El peronismo es tan complejo como el comunismo o el socialismo, solo que a diferencia de ellos hace ostentación de su complejidad: los peronistas están orgullosos de ser un fenómeno incomprensible para el resto".

-El antiperonismo también ha capitalizado esa supuesta dificultad para construir su retórica...

-Sí, los antiperonistas utilizan esa supuesta inentendibilidad como justificación de su lucha contra el peronismo en todas sus expresiones y variaciones a lo largo de 74 años, que incluyen desde una educación del pueblo para que no siga votando al peronismo hasta golpes de Estado, bombardeos y situaciones de exterminio. A lo largo del tiempo hubo distintos tipos de antiperonismo aunque todos han puesto en el eje la idea de cómo se termina con algo que se considera anormal: una enfermedad, una aberración que tiene que ser curada o extirpada según las diferentes interpretaciones.

-Habla de una lógica relacional por la cual es necesario poner al peronismo en diálogo con el antiperonismo. ¿En una sociedad con componentes tan antinómicos, qué valor tuvo para la supervivencia del peronismo esta dialéctica tan fervorosa?
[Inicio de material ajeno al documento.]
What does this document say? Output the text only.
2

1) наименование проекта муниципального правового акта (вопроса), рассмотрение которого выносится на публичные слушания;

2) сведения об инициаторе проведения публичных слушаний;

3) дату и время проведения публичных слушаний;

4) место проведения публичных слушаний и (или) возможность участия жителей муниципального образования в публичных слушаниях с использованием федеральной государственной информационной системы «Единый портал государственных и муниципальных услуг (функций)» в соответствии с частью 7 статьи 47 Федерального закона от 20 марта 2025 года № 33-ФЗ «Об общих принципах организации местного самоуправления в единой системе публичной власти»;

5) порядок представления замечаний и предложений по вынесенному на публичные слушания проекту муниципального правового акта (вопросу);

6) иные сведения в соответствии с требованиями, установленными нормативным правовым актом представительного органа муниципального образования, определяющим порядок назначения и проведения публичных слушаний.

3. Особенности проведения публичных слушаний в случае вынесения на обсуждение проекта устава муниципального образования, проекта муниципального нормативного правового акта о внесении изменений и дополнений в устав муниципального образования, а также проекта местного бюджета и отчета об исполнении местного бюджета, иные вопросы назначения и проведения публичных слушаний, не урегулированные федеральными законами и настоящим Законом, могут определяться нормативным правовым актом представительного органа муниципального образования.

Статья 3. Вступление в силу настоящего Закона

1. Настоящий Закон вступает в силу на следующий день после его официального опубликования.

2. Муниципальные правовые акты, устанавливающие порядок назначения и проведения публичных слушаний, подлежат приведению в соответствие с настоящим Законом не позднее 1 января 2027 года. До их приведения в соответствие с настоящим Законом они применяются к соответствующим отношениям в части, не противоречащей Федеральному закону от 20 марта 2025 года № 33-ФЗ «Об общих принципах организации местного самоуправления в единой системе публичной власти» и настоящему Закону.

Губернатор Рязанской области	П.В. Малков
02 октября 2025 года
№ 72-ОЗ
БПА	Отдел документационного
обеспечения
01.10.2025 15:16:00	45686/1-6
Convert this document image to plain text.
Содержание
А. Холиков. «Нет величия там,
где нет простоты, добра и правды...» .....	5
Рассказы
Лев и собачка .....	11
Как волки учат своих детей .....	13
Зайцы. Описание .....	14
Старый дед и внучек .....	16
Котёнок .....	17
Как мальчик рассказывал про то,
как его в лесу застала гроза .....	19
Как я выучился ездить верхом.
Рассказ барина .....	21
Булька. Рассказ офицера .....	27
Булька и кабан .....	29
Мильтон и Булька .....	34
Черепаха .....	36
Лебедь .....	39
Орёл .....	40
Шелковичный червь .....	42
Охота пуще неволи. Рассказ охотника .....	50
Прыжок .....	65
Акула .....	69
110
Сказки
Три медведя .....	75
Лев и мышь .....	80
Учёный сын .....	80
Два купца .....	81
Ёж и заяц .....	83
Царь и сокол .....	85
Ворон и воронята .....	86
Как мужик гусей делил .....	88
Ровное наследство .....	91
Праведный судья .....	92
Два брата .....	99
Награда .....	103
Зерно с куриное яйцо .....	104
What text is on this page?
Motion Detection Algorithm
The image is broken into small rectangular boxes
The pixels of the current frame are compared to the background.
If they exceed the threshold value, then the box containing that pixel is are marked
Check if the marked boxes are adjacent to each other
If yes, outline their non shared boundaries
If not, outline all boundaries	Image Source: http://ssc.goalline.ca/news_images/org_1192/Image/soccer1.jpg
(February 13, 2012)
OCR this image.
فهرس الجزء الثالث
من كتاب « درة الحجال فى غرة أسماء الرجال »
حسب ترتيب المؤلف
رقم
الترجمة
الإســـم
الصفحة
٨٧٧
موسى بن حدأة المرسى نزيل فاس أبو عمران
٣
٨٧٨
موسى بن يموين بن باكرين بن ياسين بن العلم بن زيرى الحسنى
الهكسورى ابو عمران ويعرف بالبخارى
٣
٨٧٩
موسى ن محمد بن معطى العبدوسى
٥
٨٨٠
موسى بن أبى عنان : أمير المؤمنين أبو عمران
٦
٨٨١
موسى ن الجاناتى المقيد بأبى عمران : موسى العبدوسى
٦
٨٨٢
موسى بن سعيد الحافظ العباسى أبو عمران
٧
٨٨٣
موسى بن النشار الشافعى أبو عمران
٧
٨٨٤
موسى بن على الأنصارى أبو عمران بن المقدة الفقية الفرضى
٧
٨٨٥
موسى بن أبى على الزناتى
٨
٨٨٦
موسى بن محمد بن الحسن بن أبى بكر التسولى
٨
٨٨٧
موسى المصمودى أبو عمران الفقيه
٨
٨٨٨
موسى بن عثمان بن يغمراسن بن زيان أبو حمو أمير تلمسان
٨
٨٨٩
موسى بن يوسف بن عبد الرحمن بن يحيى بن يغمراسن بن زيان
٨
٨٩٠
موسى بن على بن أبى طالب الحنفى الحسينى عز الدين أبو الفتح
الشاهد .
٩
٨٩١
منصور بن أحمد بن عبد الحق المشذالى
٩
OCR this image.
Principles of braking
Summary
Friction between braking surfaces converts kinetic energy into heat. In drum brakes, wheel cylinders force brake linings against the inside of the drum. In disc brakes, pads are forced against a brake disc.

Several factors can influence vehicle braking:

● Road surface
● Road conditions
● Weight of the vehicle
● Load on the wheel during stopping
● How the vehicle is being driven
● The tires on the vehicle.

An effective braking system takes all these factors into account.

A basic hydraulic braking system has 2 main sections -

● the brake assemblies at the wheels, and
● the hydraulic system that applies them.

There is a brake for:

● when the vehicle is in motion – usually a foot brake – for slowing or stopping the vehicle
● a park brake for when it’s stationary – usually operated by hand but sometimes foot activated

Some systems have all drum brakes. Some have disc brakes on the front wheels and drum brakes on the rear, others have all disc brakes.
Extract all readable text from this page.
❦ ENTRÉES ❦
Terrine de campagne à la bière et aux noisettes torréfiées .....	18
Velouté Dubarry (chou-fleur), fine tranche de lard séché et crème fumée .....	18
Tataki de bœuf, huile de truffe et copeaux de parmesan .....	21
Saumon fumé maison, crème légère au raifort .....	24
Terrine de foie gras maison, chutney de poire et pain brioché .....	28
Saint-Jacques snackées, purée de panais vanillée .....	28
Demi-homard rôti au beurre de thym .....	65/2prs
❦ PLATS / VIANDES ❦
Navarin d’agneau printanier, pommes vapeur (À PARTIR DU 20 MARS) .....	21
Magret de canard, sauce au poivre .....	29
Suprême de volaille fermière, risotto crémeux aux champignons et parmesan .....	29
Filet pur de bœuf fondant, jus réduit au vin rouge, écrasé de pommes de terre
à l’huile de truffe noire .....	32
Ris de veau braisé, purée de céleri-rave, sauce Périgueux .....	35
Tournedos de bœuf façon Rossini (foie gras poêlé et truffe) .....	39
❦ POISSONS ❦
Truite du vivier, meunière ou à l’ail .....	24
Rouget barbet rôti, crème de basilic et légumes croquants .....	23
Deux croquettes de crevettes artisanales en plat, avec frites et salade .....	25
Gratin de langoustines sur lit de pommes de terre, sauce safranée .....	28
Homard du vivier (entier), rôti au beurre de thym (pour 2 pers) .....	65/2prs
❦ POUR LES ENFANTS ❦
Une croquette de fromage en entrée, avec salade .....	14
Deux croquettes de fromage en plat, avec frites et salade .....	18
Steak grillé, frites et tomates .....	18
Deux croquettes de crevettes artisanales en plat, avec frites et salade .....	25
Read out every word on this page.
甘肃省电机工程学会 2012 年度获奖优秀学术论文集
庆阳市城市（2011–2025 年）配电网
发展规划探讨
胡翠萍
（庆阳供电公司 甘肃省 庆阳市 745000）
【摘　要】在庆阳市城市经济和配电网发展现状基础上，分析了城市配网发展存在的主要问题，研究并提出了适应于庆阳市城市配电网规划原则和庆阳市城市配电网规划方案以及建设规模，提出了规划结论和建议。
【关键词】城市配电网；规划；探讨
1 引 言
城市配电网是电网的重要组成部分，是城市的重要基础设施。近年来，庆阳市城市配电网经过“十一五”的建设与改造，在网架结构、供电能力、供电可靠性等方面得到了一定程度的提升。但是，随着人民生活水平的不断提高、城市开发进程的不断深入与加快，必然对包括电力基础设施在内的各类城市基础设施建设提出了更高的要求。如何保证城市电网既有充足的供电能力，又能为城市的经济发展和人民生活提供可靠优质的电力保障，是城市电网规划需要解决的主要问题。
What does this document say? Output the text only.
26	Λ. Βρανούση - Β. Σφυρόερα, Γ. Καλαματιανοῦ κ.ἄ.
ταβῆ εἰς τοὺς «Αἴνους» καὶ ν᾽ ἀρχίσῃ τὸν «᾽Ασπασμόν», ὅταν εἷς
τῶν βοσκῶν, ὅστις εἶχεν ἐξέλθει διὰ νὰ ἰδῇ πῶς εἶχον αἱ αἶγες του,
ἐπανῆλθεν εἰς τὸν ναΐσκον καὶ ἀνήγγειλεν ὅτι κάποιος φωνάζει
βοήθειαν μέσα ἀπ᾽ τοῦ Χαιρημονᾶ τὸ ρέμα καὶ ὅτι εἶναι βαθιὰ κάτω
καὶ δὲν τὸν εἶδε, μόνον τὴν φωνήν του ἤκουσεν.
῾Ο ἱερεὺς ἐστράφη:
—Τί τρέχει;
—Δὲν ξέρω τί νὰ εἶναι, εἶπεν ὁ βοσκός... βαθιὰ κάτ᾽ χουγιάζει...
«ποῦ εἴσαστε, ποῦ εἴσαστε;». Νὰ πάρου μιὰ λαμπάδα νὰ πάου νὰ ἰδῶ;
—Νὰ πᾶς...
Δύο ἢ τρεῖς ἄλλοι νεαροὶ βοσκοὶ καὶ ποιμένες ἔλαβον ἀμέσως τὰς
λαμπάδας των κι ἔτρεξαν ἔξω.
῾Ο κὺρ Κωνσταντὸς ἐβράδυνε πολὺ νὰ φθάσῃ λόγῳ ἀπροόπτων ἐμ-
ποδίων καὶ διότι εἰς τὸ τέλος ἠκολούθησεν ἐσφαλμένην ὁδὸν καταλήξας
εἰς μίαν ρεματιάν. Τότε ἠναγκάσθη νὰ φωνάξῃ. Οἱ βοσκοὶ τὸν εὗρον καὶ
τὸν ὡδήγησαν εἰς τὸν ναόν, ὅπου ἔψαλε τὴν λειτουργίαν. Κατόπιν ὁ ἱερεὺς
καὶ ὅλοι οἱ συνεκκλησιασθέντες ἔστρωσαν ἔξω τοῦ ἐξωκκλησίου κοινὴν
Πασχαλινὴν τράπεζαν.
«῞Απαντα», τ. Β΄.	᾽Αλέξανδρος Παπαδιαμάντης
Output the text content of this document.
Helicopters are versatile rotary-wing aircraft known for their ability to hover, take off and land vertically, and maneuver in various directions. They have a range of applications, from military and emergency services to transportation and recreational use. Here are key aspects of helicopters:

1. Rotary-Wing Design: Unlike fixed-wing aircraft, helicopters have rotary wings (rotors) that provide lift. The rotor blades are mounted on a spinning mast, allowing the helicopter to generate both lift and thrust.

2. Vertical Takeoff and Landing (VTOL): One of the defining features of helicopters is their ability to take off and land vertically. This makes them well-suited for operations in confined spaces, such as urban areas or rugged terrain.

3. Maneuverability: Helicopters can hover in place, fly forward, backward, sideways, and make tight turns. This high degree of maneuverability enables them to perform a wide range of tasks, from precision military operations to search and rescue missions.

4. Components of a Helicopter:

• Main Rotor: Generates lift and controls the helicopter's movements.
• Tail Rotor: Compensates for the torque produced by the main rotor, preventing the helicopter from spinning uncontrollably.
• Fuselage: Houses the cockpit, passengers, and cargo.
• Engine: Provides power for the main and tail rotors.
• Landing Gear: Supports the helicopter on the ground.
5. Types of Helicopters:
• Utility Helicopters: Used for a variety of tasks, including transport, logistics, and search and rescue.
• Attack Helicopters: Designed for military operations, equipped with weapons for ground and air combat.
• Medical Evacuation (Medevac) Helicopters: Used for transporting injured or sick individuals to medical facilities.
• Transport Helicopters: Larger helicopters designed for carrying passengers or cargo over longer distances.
-Mucho. Aramburu, por ejemplo, fue una fábrica de peronismos. Muchos se habían hecho peronistas en el 45, 46, 48... pero al mismo tiempo otros que habían sido críticos con Perón, cuando gobernaron los liberales de manera brutalmente autoritaria se fueron acercando al peronismo ante el horror de lo que veían. De hecho, una parte de la juventud peronista de los 70 son los hijos de los antiperonistas del 55. Muchas veces el antiperonismo es generador de peronismo. Hoy se podría decir por ejemplo que hay kirchneristas de Néstor, de Cristina y también de Macri.

-Una de las hipótesis de su investigación es que el peronismo crece cuando su base de sustentación es heterogénea y por el contrario entra en un período de sombra cuando se repliega en una homogeneidad. Bajo esa lógica, ¿se podría leer el devenir de cualquier fuerza, como el caso de Cambiemos?

-Claro. La regla es que no puede haber mayorías que no sean heterogéneas. No existe un triunfo del 50 por ciento sin heterogeneidad porque no existe una homogeneidad de tal magnitud. El 54 por ciento obtuvo Cristina Kirchner cuando fue reelegida en 2011 fue heterogéneo en términos sociales y políticos porque incluía a Scioli, Massa, Moyano, De la Sota, la CGT, etc... Cuando esos dirigentes ya no estuvieron, el resultado no fue el mismo. En el caso del triunfo de Macri eso es bien visible: con sólo diferencia de meses sacó el 24% en las PASO de 2015 y a partir de entonces va agregando heterogeneidad en cada una de las instancias: en la primera vuelta obtiene el 34 por ciento y después en el balotaje un 51%.

-Si tomamos en cuenta que Cristina Kirchner fue reelegida en 2011 con ese margen y que cuatro años después el espacio que lidera perdió las elecciones ¿Los electorados son maleables y migran la orientación de su voto por razones que van más allá de lo económico?

-Lo económico es muy relevante pero no es monocausal del voto. Ahí entran en juego también las configuraciones de sensibilidad de los distintos sectores sociales, las nuevas agendas... Eso explica que muchos de los sectores que votaron a Cristina en 2011 empezaron a plantear después que había por ejemplo fallas importantes en el tema del transporte público que estaba muy dañado. También empezó a pesar el tema de la seguridad. Hacia 2012 o 2013 si el kirchnerismo pretendía mantener o ampliar ese 51%debía haber prestado atención a cuáles eran las nuevas agendas. En ese contexto no tuvo la capacidad de generar un relato del futuro y el centro del discurso estuvo más concentrado en los logros del pasado. 

La gente no suele votar en función de los logros del pasado. Los partidos tienen que ofrecer una agenda de futuro".